On-line PlcをOn-line Blockchain Plcに改名で株価が4倍に
英On-line Plc社は、1996年以来ロンドン証券取引所に上場しているこれといった特徴のない小さな会社である。同社は、グループ持株会社としてスタートし、ネット上のマルチプレイヤーゲームを作っていたが、次第に技術投資会社に変容した。
17年10月26日、英On-line Plc社は、その社名をOn-line PlcからOn-line Blockchain Plcに変更する意向を発表した。

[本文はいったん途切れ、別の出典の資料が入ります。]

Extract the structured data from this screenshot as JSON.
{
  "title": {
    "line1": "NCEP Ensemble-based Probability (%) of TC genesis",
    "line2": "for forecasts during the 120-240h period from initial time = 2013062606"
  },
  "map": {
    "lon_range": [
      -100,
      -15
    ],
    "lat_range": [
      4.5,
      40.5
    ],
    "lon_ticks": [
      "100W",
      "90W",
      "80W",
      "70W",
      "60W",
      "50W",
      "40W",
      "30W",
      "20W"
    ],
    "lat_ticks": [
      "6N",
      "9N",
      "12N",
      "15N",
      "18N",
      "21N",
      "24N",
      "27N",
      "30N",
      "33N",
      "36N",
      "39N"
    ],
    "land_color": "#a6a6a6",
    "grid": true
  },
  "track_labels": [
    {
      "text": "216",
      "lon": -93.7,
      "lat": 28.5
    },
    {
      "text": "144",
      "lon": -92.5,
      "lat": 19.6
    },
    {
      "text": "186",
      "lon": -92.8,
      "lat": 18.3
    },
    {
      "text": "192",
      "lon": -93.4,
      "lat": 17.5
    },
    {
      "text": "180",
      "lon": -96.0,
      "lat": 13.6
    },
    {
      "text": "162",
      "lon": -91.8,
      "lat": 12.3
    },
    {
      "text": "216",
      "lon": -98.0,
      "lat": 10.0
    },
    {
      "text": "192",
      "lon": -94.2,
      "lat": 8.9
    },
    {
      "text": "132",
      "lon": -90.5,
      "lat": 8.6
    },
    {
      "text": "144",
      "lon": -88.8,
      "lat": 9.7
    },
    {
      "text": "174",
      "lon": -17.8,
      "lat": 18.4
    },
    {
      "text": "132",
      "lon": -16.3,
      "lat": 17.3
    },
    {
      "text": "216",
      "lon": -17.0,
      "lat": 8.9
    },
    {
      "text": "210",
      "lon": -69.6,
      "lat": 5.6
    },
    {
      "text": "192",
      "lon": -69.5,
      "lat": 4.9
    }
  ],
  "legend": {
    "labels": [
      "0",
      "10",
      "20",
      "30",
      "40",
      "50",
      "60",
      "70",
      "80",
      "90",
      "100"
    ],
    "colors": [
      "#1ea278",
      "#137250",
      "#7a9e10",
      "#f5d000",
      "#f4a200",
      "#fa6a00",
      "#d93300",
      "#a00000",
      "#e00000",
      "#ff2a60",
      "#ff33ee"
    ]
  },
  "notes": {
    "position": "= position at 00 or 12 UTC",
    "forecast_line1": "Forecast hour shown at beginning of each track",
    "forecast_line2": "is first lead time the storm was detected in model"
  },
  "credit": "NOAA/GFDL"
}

同社は、発表に至るまでの間、複数の応用シーンにまたがってブロックチェーン技術を投入することをサポートするシステムの提供に注力してきた、と公表した。
この社名変更の判断により同社の株価は高騰し、木曜日には19%の上昇を獲得する結果となった。だが、これは金曜日に起こったことと比較すればそれほど大したことではなかった。同社の株価は400%上昇し、前日の17ポンドから84ポンドまで急騰した。同日の終値は46.50ポンドで、前日終値から173%の上昇であった。金曜日の取引量は、同社の年間の取引量の数倍にのぼった。

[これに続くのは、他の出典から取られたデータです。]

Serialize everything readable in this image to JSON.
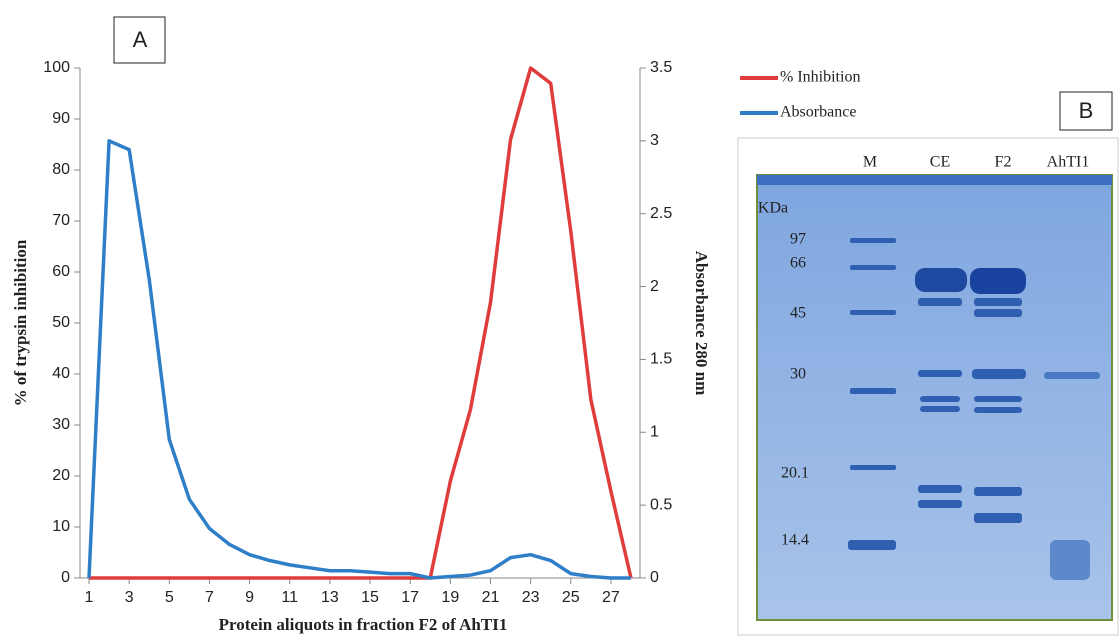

「ブロックチェーン」という語を加えた改名によって株価高騰したケースは他にも
社名変更に対して投資家が報いた例は、On-line Blockchain Plc社だけではない。あるバイオテクノロジー会社が社名を Bioptix Inc社からRiot Blockchain社に変更した際には、同社の株価は17%上昇した。社名変更の発表までの数日間に同株価が既に約100%上昇していたにもかかわらず、である。Bioptix Inc社が従来は診断機器の製造業者にすぎなかったことは問題にならなかった。
Pets.com社を想起
2000年頃のITバブルの過熱を示す典型的なケースとして、Pets.com事件がある。。同社は、1998年8月に設立され、注目を集めるマーケティング・キャンペーンを通じて広く知られるようになった。2000年のスーパー・ボウルにおいて、Pets.com社は、広告スペースを購入するために数100万ドルを支払った。同社は、マーケティング・キャンペーンを通じて売上を増加させたものの、有効なビジネスモデルを持たず、収益よりもはるかに多くの額を広告に費やした。にもかかわらず、2000年初旬のIPO (イニシャル・パブリック・オファリング、新規株式公開)では、8200万ドル(約92億円)の調達に成功した。同社は、その脆弱な基盤により、設立からわずか2年後の2000年11月に瓦解することとなった。これにより、IPOで調達した資本も含め、3億ドルもの投資資本が泡と化した。
ビットコイン市場がインターネットバブルのようになるとは限らないが、投資家が非合理的な熱狂の兆候を見せていることは懸念材料である。いくつもの会社が実効的なビジネスモデルや製品がないにもかかわらず、ICO (イニシャル・コイン・オファリング、仮想通貨で広く資金調達する手法) で数100万ドルも調達している。社名に「ブロックチェーン」という言葉を加えるだけで投資家を活気づかせるようだ。投資家はそろそろ一歩下がって仮想通貨を冷静に見つめるべきかもしれない。